CHAMBERSBURG – With news coming from the Chambersburg Area School District (CASD) that they’re looking at equity and inclusion proposals, a number of people are wondering, what happened to basic reading, math and science?
Remember when schools taught basic life lessons, like balancing a checkbook?
CASD had two items on a committee agenda recently: a multi-year inclusion professional development and coaching and the LIU educational service proposal for district-wide consultation equity and inclusion. The LIU proposal would be a two-year contract.
These proposals were the result of an equity audit performed at some point in the recent past. We think. There’s not a lot of information on that, either.
Attorney Clint Barkdoll, Pat Ryan and Michele Jansen discussed the issue recently on the local morning news, talk, and information radio show – First News.
Ryan said, “…can we just get back to what we’re there for in the first place (in terms of education)? And the first thing it is let’s get some math, let’s get our reading skills. You keep asking for more and more money. You want to teach Critical Race Theory (teachers/schools)? You can knock yourself out. The minute you give every parent the absolute choice (school choice!) in which to spend their money how they see fit for their kid so I can send my kid to some place that’s going to educate them instead of indoctrinate them.”
Jansen added, “After worrying that the Chambersburg Area School District may be introducing Critical Race Theory through a two-year contract that they’re doing I contacted a school board member. They pushed me off to the administration. I thought the school board members were our liaisons with the administration?”

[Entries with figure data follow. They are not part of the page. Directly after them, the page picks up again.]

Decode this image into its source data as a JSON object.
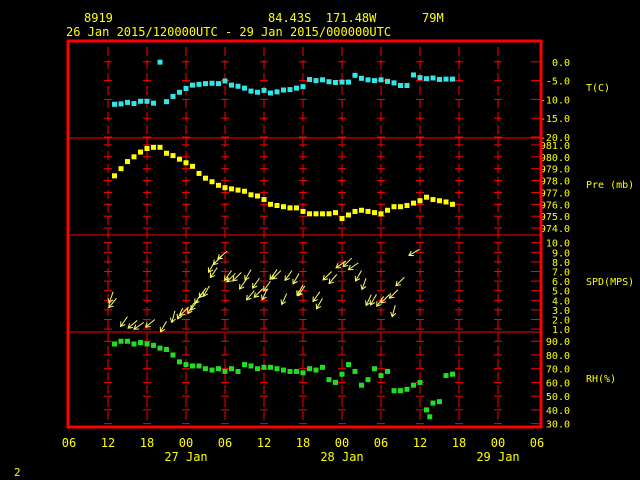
{
  "header": {
    "station_id": "8919",
    "location": "84.43S  171.48W",
    "elevation": "79M",
    "time_range": "26 Jan 2015/120000UTC - 29 Jan 2015/000000UTC"
  },
  "footer": {
    "page_number": "2"
  },
  "colors": {
    "background": "#000000",
    "frame": "#ff0000",
    "grid": "#ff0000",
    "text": "#ffff00",
    "temperature": "#33e6e6",
    "pressure": "#ffff00",
    "wind": "#ffff66",
    "humidity": "#22dd22"
  },
  "chart_data": {
    "type": "scatter",
    "x_axis": {
      "unit": "hours since 26 Jan 06 UTC",
      "range": [
        0,
        72
      ],
      "tick_labels": [
        "06",
        "12",
        "18",
        "00",
        "06",
        "12",
        "18",
        "00",
        "06",
        "12",
        "18",
        "00",
        "06"
      ],
      "day_labels": [
        "27 Jan",
        "28 Jan",
        "29 Jan"
      ]
    },
    "panels": [
      {
        "name": "temperature",
        "label": "T(C)",
        "ylim": [
          -20,
          5
        ],
        "tick_labels": [
          "0.0",
          "-5.0",
          "-10.0",
          "-15.0",
          "-20.0"
        ],
        "tick_values": [
          0,
          -5,
          -10,
          -15,
          -20
        ],
        "points": [
          [
            7,
            -11.3
          ],
          [
            8,
            -11.2
          ],
          [
            9,
            -10.8
          ],
          [
            10,
            -11.1
          ],
          [
            11,
            -10.5
          ],
          [
            12,
            -10.5
          ],
          [
            13,
            -11.0
          ],
          [
            14,
            -0.1
          ],
          [
            15,
            -10.6
          ],
          [
            16,
            -9.2
          ],
          [
            17,
            -8.1
          ],
          [
            18,
            -7.1
          ],
          [
            19,
            -6.2
          ],
          [
            20,
            -6.0
          ],
          [
            21,
            -5.8
          ],
          [
            22,
            -5.7
          ],
          [
            23,
            -5.8
          ],
          [
            24,
            -5.1
          ],
          [
            25,
            -6.2
          ],
          [
            26,
            -6.5
          ],
          [
            27,
            -7.0
          ],
          [
            28,
            -7.8
          ],
          [
            29,
            -8.1
          ],
          [
            30,
            -7.6
          ],
          [
            31,
            -8.3
          ],
          [
            32,
            -8.0
          ],
          [
            33,
            -7.5
          ],
          [
            34,
            -7.4
          ],
          [
            35,
            -7.0
          ],
          [
            36,
            -6.6
          ],
          [
            37,
            -4.7
          ],
          [
            38,
            -5.0
          ],
          [
            39,
            -4.8
          ],
          [
            40,
            -5.3
          ],
          [
            41,
            -5.5
          ],
          [
            42,
            -5.4
          ],
          [
            43,
            -5.4
          ],
          [
            44,
            -3.6
          ],
          [
            45,
            -4.4
          ],
          [
            46,
            -4.8
          ],
          [
            47,
            -5.0
          ],
          [
            48,
            -4.8
          ],
          [
            49,
            -5.2
          ],
          [
            50,
            -5.6
          ],
          [
            51,
            -6.3
          ],
          [
            52,
            -6.3
          ],
          [
            53,
            -3.5
          ],
          [
            54,
            -4.2
          ],
          [
            55,
            -4.5
          ],
          [
            56,
            -4.3
          ],
          [
            57,
            -4.7
          ],
          [
            58,
            -4.6
          ],
          [
            59,
            -4.6
          ]
        ]
      },
      {
        "name": "pressure",
        "label": "Pre (mb)",
        "ylim": [
          973.5,
          981.5
        ],
        "tick_labels": [
          "981.0",
          "980.0",
          "979.0",
          "978.0",
          "977.0",
          "976.0",
          "975.0",
          "974.0"
        ],
        "tick_values": [
          981,
          980,
          979,
          978,
          977,
          976,
          975,
          974
        ],
        "points": [
          [
            7,
            978.4
          ],
          [
            8,
            979.0
          ],
          [
            9,
            979.6
          ],
          [
            10,
            980.0
          ],
          [
            11,
            980.4
          ],
          [
            12,
            980.7
          ],
          [
            13,
            980.8
          ],
          [
            14,
            980.8
          ],
          [
            15,
            980.3
          ],
          [
            16,
            980.1
          ],
          [
            17,
            979.8
          ],
          [
            18,
            979.5
          ],
          [
            19,
            979.2
          ],
          [
            20,
            978.6
          ],
          [
            21,
            978.2
          ],
          [
            22,
            977.9
          ],
          [
            23,
            977.6
          ],
          [
            24,
            977.4
          ],
          [
            25,
            977.3
          ],
          [
            26,
            977.2
          ],
          [
            27,
            977.1
          ],
          [
            28,
            976.8
          ],
          [
            29,
            976.7
          ],
          [
            30,
            976.4
          ],
          [
            31,
            976.0
          ],
          [
            32,
            975.9
          ],
          [
            33,
            975.8
          ],
          [
            34,
            975.7
          ],
          [
            35,
            975.7
          ],
          [
            36,
            975.4
          ],
          [
            37,
            975.2
          ],
          [
            38,
            975.2
          ],
          [
            39,
            975.2
          ],
          [
            40,
            975.2
          ],
          [
            41,
            975.3
          ],
          [
            42,
            974.8
          ],
          [
            43,
            975.1
          ],
          [
            44,
            975.4
          ],
          [
            45,
            975.5
          ],
          [
            46,
            975.4
          ],
          [
            47,
            975.3
          ],
          [
            48,
            975.2
          ],
          [
            49,
            975.5
          ],
          [
            50,
            975.8
          ],
          [
            51,
            975.8
          ],
          [
            52,
            975.9
          ],
          [
            53,
            976.1
          ],
          [
            54,
            976.3
          ],
          [
            55,
            976.6
          ],
          [
            56,
            976.4
          ],
          [
            57,
            976.3
          ],
          [
            58,
            976.2
          ],
          [
            59,
            976.0
          ]
        ]
      },
      {
        "name": "wind",
        "label": "SPD(MPS)",
        "ylim": [
          0.8,
          10.7
        ],
        "tick_labels": [
          "10.0",
          "9.0",
          "8.0",
          "7.0",
          "6.0",
          "5.0",
          "4.0",
          "3.0",
          "2.0",
          "1.0"
        ],
        "tick_values": [
          10,
          9,
          8,
          7,
          6,
          5,
          4,
          3,
          2,
          1
        ],
        "points": [
          [
            6.8,
            4.9,
            200
          ],
          [
            7.3,
            4.2,
            220
          ],
          [
            9.0,
            2.3,
            215
          ],
          [
            10.5,
            1.9,
            230
          ],
          [
            11.5,
            1.7,
            235
          ],
          [
            13.2,
            2.0,
            230
          ],
          [
            15.0,
            1.8,
            210
          ],
          [
            16.3,
            2.9,
            195
          ],
          [
            17.5,
            3.2,
            205
          ],
          [
            18.4,
            3.3,
            225
          ],
          [
            19.2,
            3.7,
            210
          ],
          [
            19.8,
            4.0,
            215
          ],
          [
            20.4,
            4.7,
            215
          ],
          [
            21.1,
            5.3,
            215
          ],
          [
            21.6,
            5.5,
            210
          ],
          [
            22.4,
            8.0,
            210
          ],
          [
            22.8,
            7.4,
            215
          ],
          [
            23.5,
            8.6,
            225
          ],
          [
            24.3,
            9.1,
            230
          ],
          [
            25.0,
            7.1,
            215
          ],
          [
            25.6,
            6.8,
            225
          ],
          [
            26.5,
            6.9,
            225
          ],
          [
            27.3,
            6.2,
            215
          ],
          [
            28.0,
            7.2,
            210
          ],
          [
            28.5,
            5.0,
            220
          ],
          [
            29.3,
            6.3,
            215
          ],
          [
            29.8,
            5.2,
            225
          ],
          [
            30.5,
            5.2,
            205
          ],
          [
            31.0,
            6.0,
            215
          ],
          [
            32.0,
            7.2,
            215
          ],
          [
            32.6,
            7.1,
            225
          ],
          [
            33.5,
            4.7,
            205
          ],
          [
            34.3,
            7.1,
            215
          ],
          [
            35.4,
            6.8,
            210
          ],
          [
            36.0,
            5.6,
            210
          ],
          [
            36.3,
            5.5,
            215
          ],
          [
            38.6,
            4.9,
            215
          ],
          [
            39.0,
            4.2,
            210
          ],
          [
            40.4,
            7.0,
            225
          ],
          [
            41.2,
            6.7,
            220
          ],
          [
            42.6,
            8.1,
            235
          ],
          [
            43.5,
            8.4,
            225
          ],
          [
            44.5,
            7.9,
            235
          ],
          [
            45.0,
            7.1,
            210
          ],
          [
            45.7,
            6.3,
            200
          ],
          [
            46.5,
            4.6,
            205
          ],
          [
            47.3,
            4.6,
            210
          ],
          [
            48.4,
            4.4,
            215
          ],
          [
            49.3,
            4.6,
            225
          ],
          [
            50.2,
            3.5,
            195
          ],
          [
            50.6,
            5.1,
            225
          ],
          [
            51.6,
            6.4,
            225
          ],
          [
            53.9,
            9.3,
            240
          ]
        ]
      },
      {
        "name": "humidity",
        "label": "RH(%)",
        "ylim": [
          29,
          96
        ],
        "tick_labels": [
          "90.0",
          "80.0",
          "70.0",
          "60.0",
          "50.0",
          "40.0",
          "30.0"
        ],
        "tick_values": [
          90,
          80,
          70,
          60,
          50,
          40,
          30
        ],
        "points": [
          [
            7,
            88
          ],
          [
            8,
            90
          ],
          [
            9,
            90
          ],
          [
            10,
            88
          ],
          [
            11,
            89
          ],
          [
            12,
            88
          ],
          [
            13,
            87
          ],
          [
            14,
            85
          ],
          [
            15,
            84
          ],
          [
            16,
            80
          ],
          [
            17,
            75
          ],
          [
            18,
            73
          ],
          [
            19,
            72
          ],
          [
            20,
            72
          ],
          [
            21,
            70
          ],
          [
            22,
            69
          ],
          [
            23,
            70
          ],
          [
            24,
            68
          ],
          [
            25,
            70
          ],
          [
            26,
            68
          ],
          [
            27,
            73
          ],
          [
            28,
            72
          ],
          [
            29,
            70
          ],
          [
            30,
            71
          ],
          [
            31,
            71
          ],
          [
            32,
            70
          ],
          [
            33,
            69
          ],
          [
            34,
            68
          ],
          [
            35,
            68
          ],
          [
            36,
            67
          ],
          [
            37,
            70
          ],
          [
            38,
            69
          ],
          [
            39,
            71
          ],
          [
            40,
            62
          ],
          [
            41,
            60
          ],
          [
            42,
            66
          ],
          [
            43,
            73
          ],
          [
            44,
            68
          ],
          [
            45,
            58
          ],
          [
            46,
            62
          ],
          [
            47,
            70
          ],
          [
            48,
            65
          ],
          [
            49,
            68
          ],
          [
            50,
            54
          ],
          [
            51,
            54
          ],
          [
            52,
            55
          ],
          [
            53,
            58
          ],
          [
            54,
            60
          ],
          [
            55,
            40
          ],
          [
            55.5,
            35
          ],
          [
            56,
            45
          ],
          [
            57,
            46
          ],
          [
            58,
            65
          ],
          [
            59,
            66
          ]
        ]
      }
    ]
  }
}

Additionally, an organization called A Long Talk 2020 provided anti-racism training for the CASD. The group reached out to News Talk 103.7FM.
“We’ve invited them to give us more information on their program,” Jansen said. “Maybe let me take the program. If we’re going to be giving this program to teachers and student leaders, which they say that’s what their aim is, then parents and community members should know exactly what that training is and we should be able to see it.”

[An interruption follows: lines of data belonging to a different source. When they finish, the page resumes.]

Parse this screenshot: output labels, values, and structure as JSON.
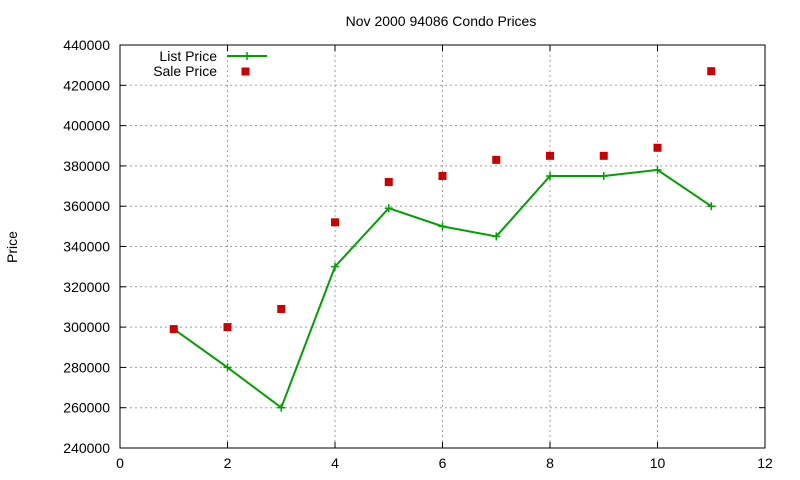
{
  "chart_data": {
    "type": "line",
    "title": "Nov 2000 94086 Condo Prices",
    "xlabel": "",
    "ylabel": "Price",
    "xlim": [
      0,
      12
    ],
    "ylim": [
      240000,
      440000
    ],
    "xticks": [
      "0",
      "2",
      "4",
      "6",
      "8",
      "10",
      "12"
    ],
    "yticks": [
      "240000",
      "260000",
      "280000",
      "300000",
      "320000",
      "340000",
      "360000",
      "380000",
      "400000",
      "420000",
      "440000"
    ],
    "grid": true,
    "legend_position": "top-left",
    "series": [
      {
        "name": "List Price",
        "style": "line-with-plus-markers",
        "color": "#00a000",
        "x": [
          1,
          2,
          3,
          4,
          5,
          6,
          7,
          8,
          9,
          10,
          11
        ],
        "y": [
          299000,
          280000,
          260000,
          330000,
          359000,
          350000,
          345000,
          375000,
          375000,
          378000,
          360000
        ]
      },
      {
        "name": "Sale Price",
        "style": "square-markers",
        "color": "#cc0000",
        "x": [
          1,
          2,
          3,
          4,
          5,
          6,
          7,
          8,
          9,
          10,
          11
        ],
        "y": [
          299000,
          300000,
          309000,
          352000,
          372000,
          375000,
          383000,
          385000,
          385000,
          389000,
          427000
        ]
      }
    ]
  }
}
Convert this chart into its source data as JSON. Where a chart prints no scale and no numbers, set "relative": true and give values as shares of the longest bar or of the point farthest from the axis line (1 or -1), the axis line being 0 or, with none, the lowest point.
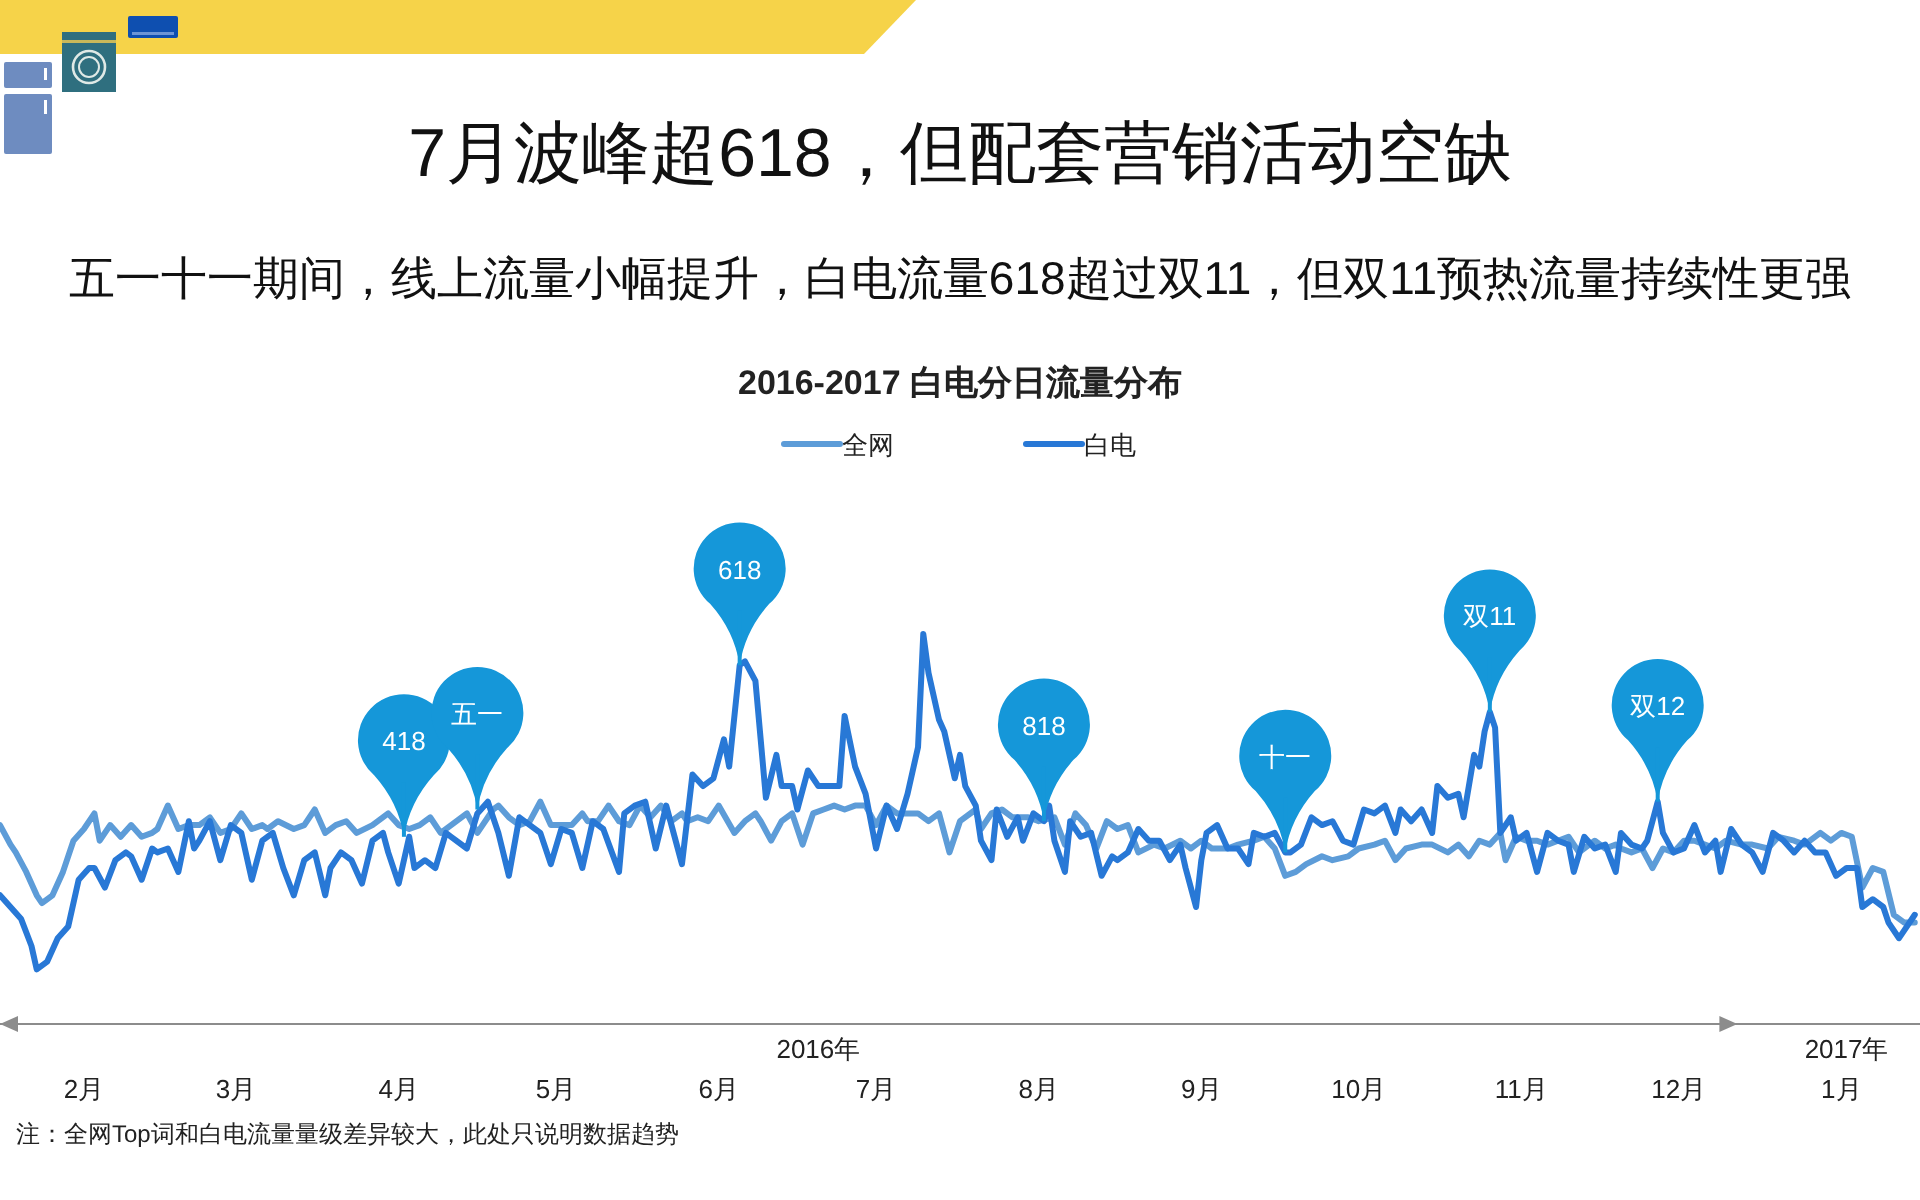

The two-year contract is $30,000. It’s unclear how much the district paid A Long Talk 2020 for the training.
Barkdoll said, “Somebody needs to just file a right to know request to get that equity audit. That’s public information. If someone files that, they’re going to have to produce it. It would be interesting to know how that was done, what’s the methodology, what are the results, but I’m also really curious, how did this come onto the radar of the Chambersburg School District?”

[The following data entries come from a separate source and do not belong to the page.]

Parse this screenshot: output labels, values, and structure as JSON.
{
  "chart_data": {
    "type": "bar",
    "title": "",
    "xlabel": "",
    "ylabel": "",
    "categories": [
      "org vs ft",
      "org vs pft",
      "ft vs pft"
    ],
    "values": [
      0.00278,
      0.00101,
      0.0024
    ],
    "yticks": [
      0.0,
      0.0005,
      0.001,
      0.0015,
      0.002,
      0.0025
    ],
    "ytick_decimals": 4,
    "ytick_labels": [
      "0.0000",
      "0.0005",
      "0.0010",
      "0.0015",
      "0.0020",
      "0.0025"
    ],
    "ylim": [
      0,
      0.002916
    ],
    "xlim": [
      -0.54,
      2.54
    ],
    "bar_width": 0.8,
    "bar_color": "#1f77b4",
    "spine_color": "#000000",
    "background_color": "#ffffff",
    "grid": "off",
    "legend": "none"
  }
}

If you check out the website of A Long Talk 2020, they profile about 20 entities that they call partners. Those partners include the University of Florida, Louisiana State University, West Virginia University, Michigan State. And then there’s little Chambersburg. In a list of those big named universities, how did Chambersburg get there?
“I’m not saying that it’s inappropriate,” Barkdoll noted. “I just find it very curious that our small school here is on the list of 20 partners with these nationally known universities. It’s just an odd situation.”
Jansen added, “They trumpeted on their Facebook page that Chambersburg Area School District, (is the) first one in the country. I’m sure they’re using that to get more school districts across the country to join up with them.”
One of the email responses the station received from A Long Talk 2020 reads like this: Participatory experience that works to energize and empower allies in the pursuit of eradicating racism. In 2020 we successfully facilitated the A Long Talk Program to athletic coaches and academic leaders representing 40+ colleges and universities across the nation.
“The stuff that is inside this,” Ryan lamented. “Will you just learn something? If you just look at the test scores and you look at how the education system’s working here. We’re here for a reason. If you want to have The Long Talk and you want to do the CRT, go ahead. You give the people in the world school choice. Hand the keys back to the parents because I know the majority of the parents don’t think that their kids are born racists.”
Jansen said, “It basically states unequivocally this is a systemically racist country, founded on racism. It says that with no compunction that this is a theory, that this is only one point of view. That there are many experts who dispute that and dispute the teaching of that kind of thing.”
Ryan added, “This is a money grab, power grab and a bunch of monsters out there that are launching this crap on your kids. You’ve got to get involved.”
The one turning point here could be the upcoming standardized testing. Despite the debate that the standardized tests shouldn’t be given this year because of COVID, they’re happening.
Barkdoll pointed out, “If these standardized tests yield the results that some are fearful of and that is a dramatic decline in learning among a broad range of not only subjects, but age groups in public schools, I think you’re going to see increased pressure from parents and community members (that) we need to get back to teaching. We know a lot of these kids haven’t even been in school much of the year and if you see these standardized scores start tanking I think you’re going to see pressure on the board (that) you need to start eliminating all these collateral, extraneous programs and really get back to a focus on the basics of education.”